How can you be so many women to so many people, oh you strange girl?"
How to forget this haunting image? It was on a rainy Monday last October. Dozens of thousands of Polish women, many dressed in black and brandishing dark umbrellas, took the streets of Poland’s major cities to protest a ferocious law criminalizing abortion and, ultimately, to defend their essential right to have control over their bodies.
Inspired by such an unprecedented women’s march, Seven Sisters brings together the work of six international female artists whose practices of installation, sculpture, photography, film and performance evoke and deconstruct—with distance, humor and a recurring sense of poetry—the omnipresence of the feminine body in the public realm, and the mystified notion of interior and intimate space.
The sculptural practice of Liz Craft humorously takes apart logic and replaces it with her own visual narrative, subverting the dead-ends of Californian subcultures, blurring the boundaries between high and low, 2D and 3D, masculine and feminine. Her surrealist sculptures playfully confront the everyday with fantasy, conveying a particular attention to the grotesque, entropy, and formal constructions. This approach is expressed here in a set of speech bubbles and a ceramic table decorated with a sensual pair of lips acting as a coin dish. In a comparable way, the crude eroticism behind Nevine Mahmoud’s carved-stone sculptures of a blossoming lily, an open peach and a pair of lips evoke the representations and materials developed by artists such as Eva Hesse or Alina Szapocznikow. Witty and straight-forward, yet poetic and sensual, her “feminine-meets-rock” forms in alabaster, marble and calcite challenge the practice of carving—traditionally reserved to men—with a contemporary approach entirely rid of complexes and inhibitions.
Scenes of modern life, anxious characters, and emotional situations featured in Mélanie Matranga’s films, sculptures and installations create staged environments that are activated by visitors and communicate the emotional value of their production. Her latest film YOU (2016) is an erotic feature in which the artist, influenced by the French New Wave and filmmakers such as Eric Rohmer or Jean Eustache, defines love as a system of communication, suggesting possible ways of reinvesting in authenticity by laying bare our economies, object relations and emotions. Similarly, in her choreographic work, Dragana Bulut is interested in relationships of power, and in creating tension within the performance space in relation to bodies, timing and expression. Her piece 30 Ways is performed as an “item” at the gallery on the opening night, and part of a larger performance, Pass It On, presented the next day at KEM—a performance space located in the Praga district of Warsaw, run by choreographer Alex Baczyński-Jenkins. The latter is conceived as an auction dealing with the question of authorship, the relation between the material and the immaterial, and the value of an artistic object. Ketuta Alexi-Meskhishvili’s approach to photography puts in perspective its superficial, two-dimensional distinctiveness with its three-dimensional, sculptural potential. Here, she has conceived a “room of one’s own,” delimited by floating cotton curtains on which she has printed abstract patterns. Inside this room, three photographs taken as analog selfies and representing parts of her face and body are disposed to reveal her diaristic practice, playing around the seen and the hidden.

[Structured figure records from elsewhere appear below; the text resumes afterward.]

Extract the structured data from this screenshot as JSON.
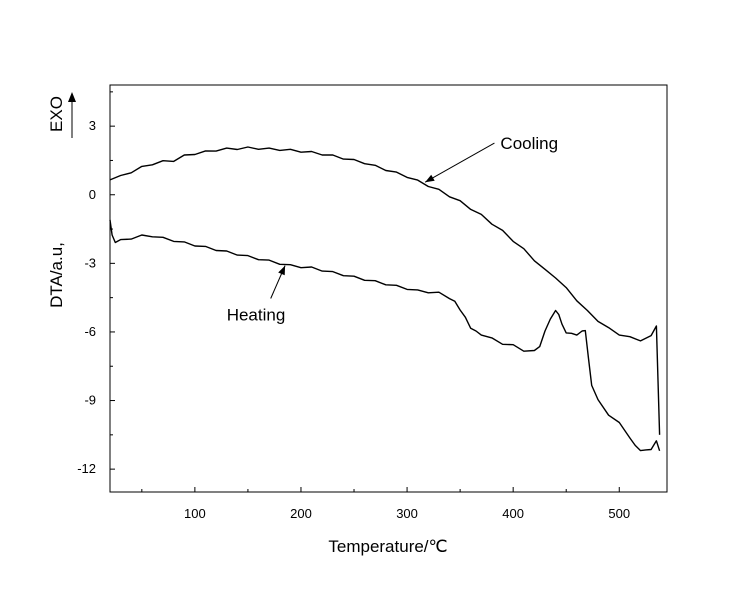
{
  "chart_data": {
    "type": "line",
    "xlabel": "Temperature/℃",
    "ylabel": "DTA/a.u,",
    "ylabel_extra": "EXO",
    "xlim": [
      20,
      545
    ],
    "ylim": [
      -13.0,
      4.8
    ],
    "xticks": [
      100,
      200,
      300,
      400,
      500
    ],
    "yticks": [
      3,
      0,
      -3,
      -6,
      -9,
      -12
    ],
    "grid": false,
    "annotations": [
      {
        "text": "Cooling",
        "point": [
          317,
          0.55
        ],
        "label_at": [
          388,
          2.0
        ]
      },
      {
        "text": "Heating",
        "point": [
          185,
          -3.1
        ],
        "label_at": [
          130,
          -5.5
        ]
      }
    ],
    "series": [
      {
        "x": [
          20,
          30,
          40,
          50,
          60,
          70,
          80,
          90,
          100,
          110,
          120,
          130,
          140,
          150,
          160,
          170,
          180,
          190,
          200,
          210,
          220,
          230,
          240,
          250,
          260,
          270,
          280,
          290,
          300,
          310,
          320,
          330,
          340,
          350,
          360,
          370,
          380,
          390,
          400,
          410,
          420,
          430,
          440,
          450,
          460,
          470,
          480,
          490,
          500,
          510,
          520,
          530,
          535,
          538
        ],
        "y": [
          0.65,
          0.8,
          1.0,
          1.2,
          1.35,
          1.45,
          1.5,
          1.7,
          1.8,
          1.88,
          1.95,
          2.0,
          2.02,
          2.05,
          2.03,
          2.0,
          1.98,
          1.95,
          1.9,
          1.85,
          1.78,
          1.7,
          1.6,
          1.5,
          1.4,
          1.25,
          1.1,
          0.95,
          0.8,
          0.6,
          0.4,
          0.2,
          -0.05,
          -0.3,
          -0.6,
          -0.9,
          -1.25,
          -1.6,
          -2.0,
          -2.4,
          -2.85,
          -3.3,
          -3.6,
          -4.1,
          -4.6,
          -5.1,
          -5.5,
          -5.85,
          -6.1,
          -6.25,
          -6.35,
          -6.2,
          -5.7,
          -10.5
        ]
      },
      {
        "x": [
          20,
          22,
          25,
          30,
          40,
          50,
          60,
          70,
          80,
          90,
          100,
          110,
          120,
          130,
          140,
          150,
          160,
          170,
          180,
          190,
          200,
          210,
          220,
          230,
          240,
          250,
          260,
          270,
          280,
          290,
          300,
          310,
          320,
          330,
          340,
          345,
          350,
          355,
          360,
          365,
          370,
          380,
          390,
          400,
          410,
          420,
          425,
          430,
          435,
          440,
          443,
          446,
          450,
          455,
          460,
          465,
          468,
          471,
          474,
          480,
          490,
          500,
          510,
          515,
          520,
          525,
          530,
          535,
          538
        ],
        "y": [
          -1.1,
          -1.8,
          -2.05,
          -2.0,
          -1.9,
          -1.8,
          -1.8,
          -1.9,
          -2.0,
          -2.1,
          -2.2,
          -2.3,
          -2.4,
          -2.5,
          -2.6,
          -2.7,
          -2.8,
          -2.9,
          -3.0,
          -3.1,
          -3.15,
          -3.2,
          -3.3,
          -3.4,
          -3.5,
          -3.6,
          -3.7,
          -3.8,
          -3.9,
          -4.0,
          -4.1,
          -4.2,
          -4.25,
          -4.3,
          -4.5,
          -4.7,
          -5.0,
          -5.4,
          -5.8,
          -6.0,
          -6.1,
          -6.3,
          -6.5,
          -6.6,
          -6.8,
          -6.85,
          -6.6,
          -6.0,
          -5.4,
          -5.1,
          -5.2,
          -5.7,
          -6.0,
          -6.1,
          -6.1,
          -6.0,
          -5.9,
          -7.2,
          -8.3,
          -9.0,
          -9.6,
          -10.0,
          -10.6,
          -11.0,
          -11.15,
          -11.2,
          -11.1,
          -10.8,
          -11.2
        ]
      }
    ]
  }
}
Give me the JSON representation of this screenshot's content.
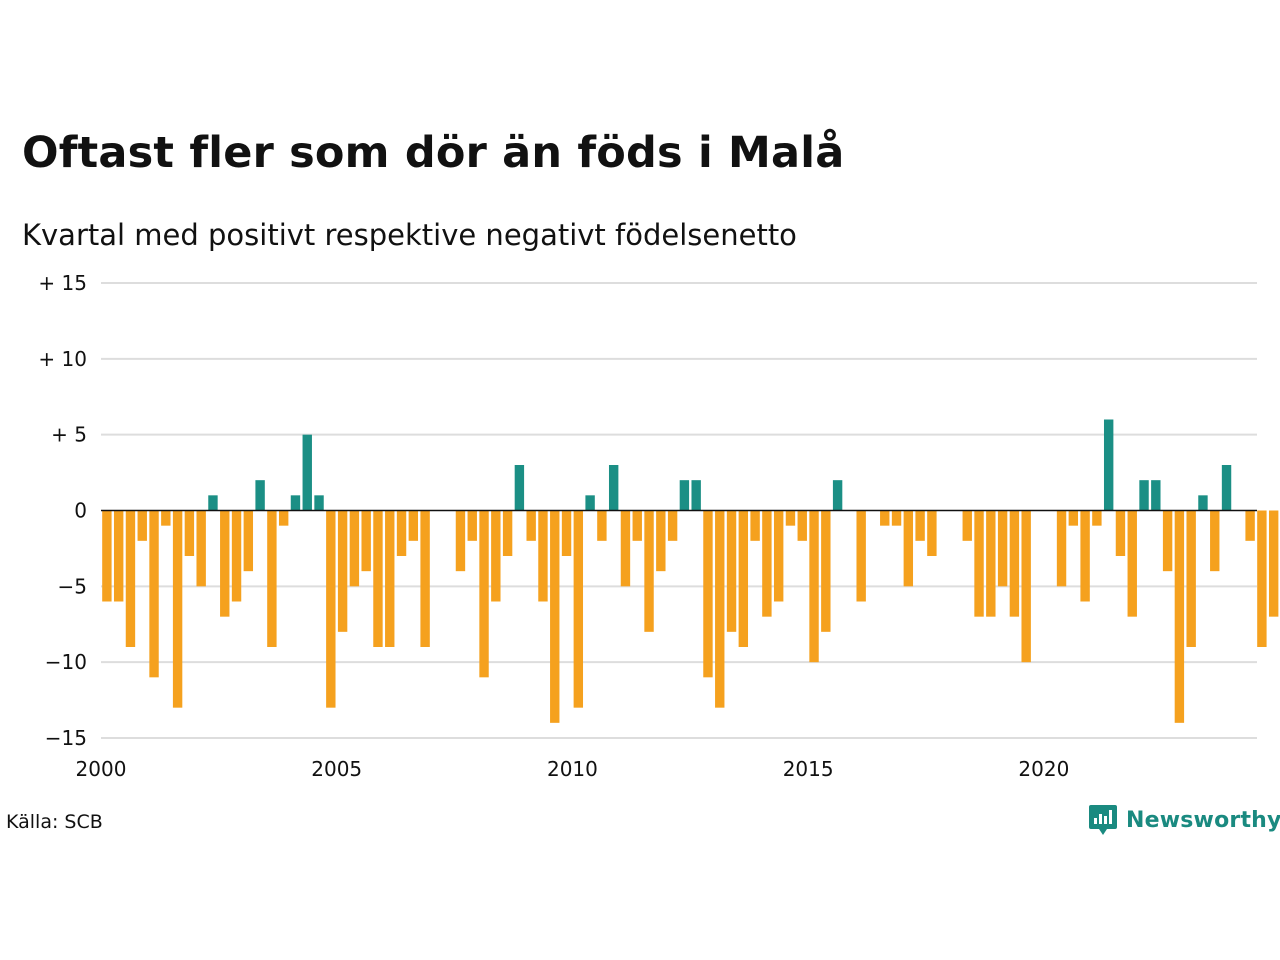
{
  "chart_data": {
    "type": "bar",
    "title": "Oftast fler som dör än föds i Malå",
    "subtitle": "Kvartal med positivt respektive negativt födelsenetto",
    "source": "Källa: SCB",
    "brand": "Newsworthy",
    "ylim": [
      -15,
      15
    ],
    "yticks": [
      15,
      10,
      5,
      0,
      -5,
      -10,
      -15
    ],
    "ytick_labels": [
      "+ 15",
      "+ 10",
      "+  5",
      "0",
      "−5",
      "−10",
      "−15"
    ],
    "xlim": [
      2000,
      2024.5
    ],
    "xticks": [
      2000,
      2005,
      2010,
      2015,
      2020
    ],
    "xtick_labels": [
      "2000",
      "2005",
      "2010",
      "2015",
      "2020"
    ],
    "start_year": 2000,
    "frequency": "quarterly",
    "values": [
      -6,
      -6,
      -9,
      -2,
      -11,
      -1,
      -13,
      -3,
      -5,
      1,
      -7,
      -6,
      -4,
      2,
      -9,
      -1,
      1,
      5,
      1,
      -13,
      -8,
      -5,
      -4,
      -9,
      -9,
      -3,
      -2,
      -9,
      0,
      0,
      -4,
      -2,
      -11,
      -6,
      -3,
      3,
      -2,
      -6,
      -14,
      -3,
      -13,
      1,
      -2,
      3,
      -5,
      -2,
      -8,
      -4,
      -2,
      2,
      2,
      -11,
      -13,
      -8,
      -9,
      -2,
      -7,
      -6,
      -1,
      -2,
      -10,
      -8,
      2,
      0,
      -6,
      0,
      -1,
      -1,
      -5,
      -2,
      -3,
      0,
      0,
      -2,
      -7,
      -7,
      -5,
      -7,
      -10,
      0,
      0,
      -5,
      -1,
      -6,
      -1,
      6,
      -3,
      -7,
      2,
      2,
      -4,
      -14,
      -9,
      1,
      -4,
      3,
      0,
      -2,
      -9,
      -7
    ],
    "colors": {
      "positive": "#1b8f85",
      "negative": "#f5a11e",
      "grid": "#dddddd",
      "zero": "#111111"
    },
    "grid": true
  }
}
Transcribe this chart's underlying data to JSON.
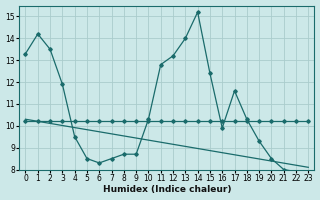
{
  "xlabel": "Humidex (Indice chaleur)",
  "bg_color": "#cce8e8",
  "grid_color": "#aacccc",
  "line_color": "#1a6b6b",
  "xlim": [
    -0.5,
    23.5
  ],
  "ylim": [
    8,
    15.5
  ],
  "yticks": [
    8,
    9,
    10,
    11,
    12,
    13,
    14,
    15
  ],
  "xticks": [
    0,
    1,
    2,
    3,
    4,
    5,
    6,
    7,
    8,
    9,
    10,
    11,
    12,
    13,
    14,
    15,
    16,
    17,
    18,
    19,
    20,
    21,
    22,
    23
  ],
  "series_flat_x": [
    0,
    1,
    2,
    3,
    4,
    5,
    6,
    7,
    8,
    9,
    10,
    11,
    12,
    13,
    14,
    15,
    16,
    17,
    18,
    19,
    20,
    21,
    22,
    23
  ],
  "series_flat_y": [
    10.2,
    10.2,
    10.2,
    10.2,
    10.2,
    10.2,
    10.2,
    10.2,
    10.2,
    10.2,
    10.2,
    10.2,
    10.2,
    10.2,
    10.2,
    10.2,
    10.2,
    10.2,
    10.2,
    10.2,
    10.2,
    10.2,
    10.2,
    10.2
  ],
  "series_decline_x": [
    0,
    23
  ],
  "series_decline_y": [
    10.3,
    8.1
  ],
  "series_main_x": [
    0,
    1,
    2,
    3,
    4,
    5,
    6,
    7,
    8,
    9,
    10,
    11,
    12,
    13,
    14,
    15,
    16,
    17,
    18,
    19,
    20,
    21,
    22,
    23
  ],
  "series_main_y": [
    13.3,
    14.2,
    13.5,
    11.9,
    9.5,
    8.5,
    8.3,
    8.5,
    8.7,
    8.7,
    10.3,
    12.8,
    13.2,
    14.0,
    15.2,
    12.4,
    9.9,
    11.6,
    10.3,
    9.3,
    8.5,
    8.0,
    7.9,
    7.8
  ]
}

Lastly, Barbara Leoniak’s elaborated sculptural compositions, such as Moebius strips or human heads, recall a ritual of mummification. Throughout this creative process, her sculptures, like skeletons of artistic expression, come to life. For Seven Sisters, the artist has produced a series of three double-headed busts of idealized women, assembled with wood and papier collé and evoking an undeniable, feminist surrealism, whose history and visual legacy are crucial to this exhibition.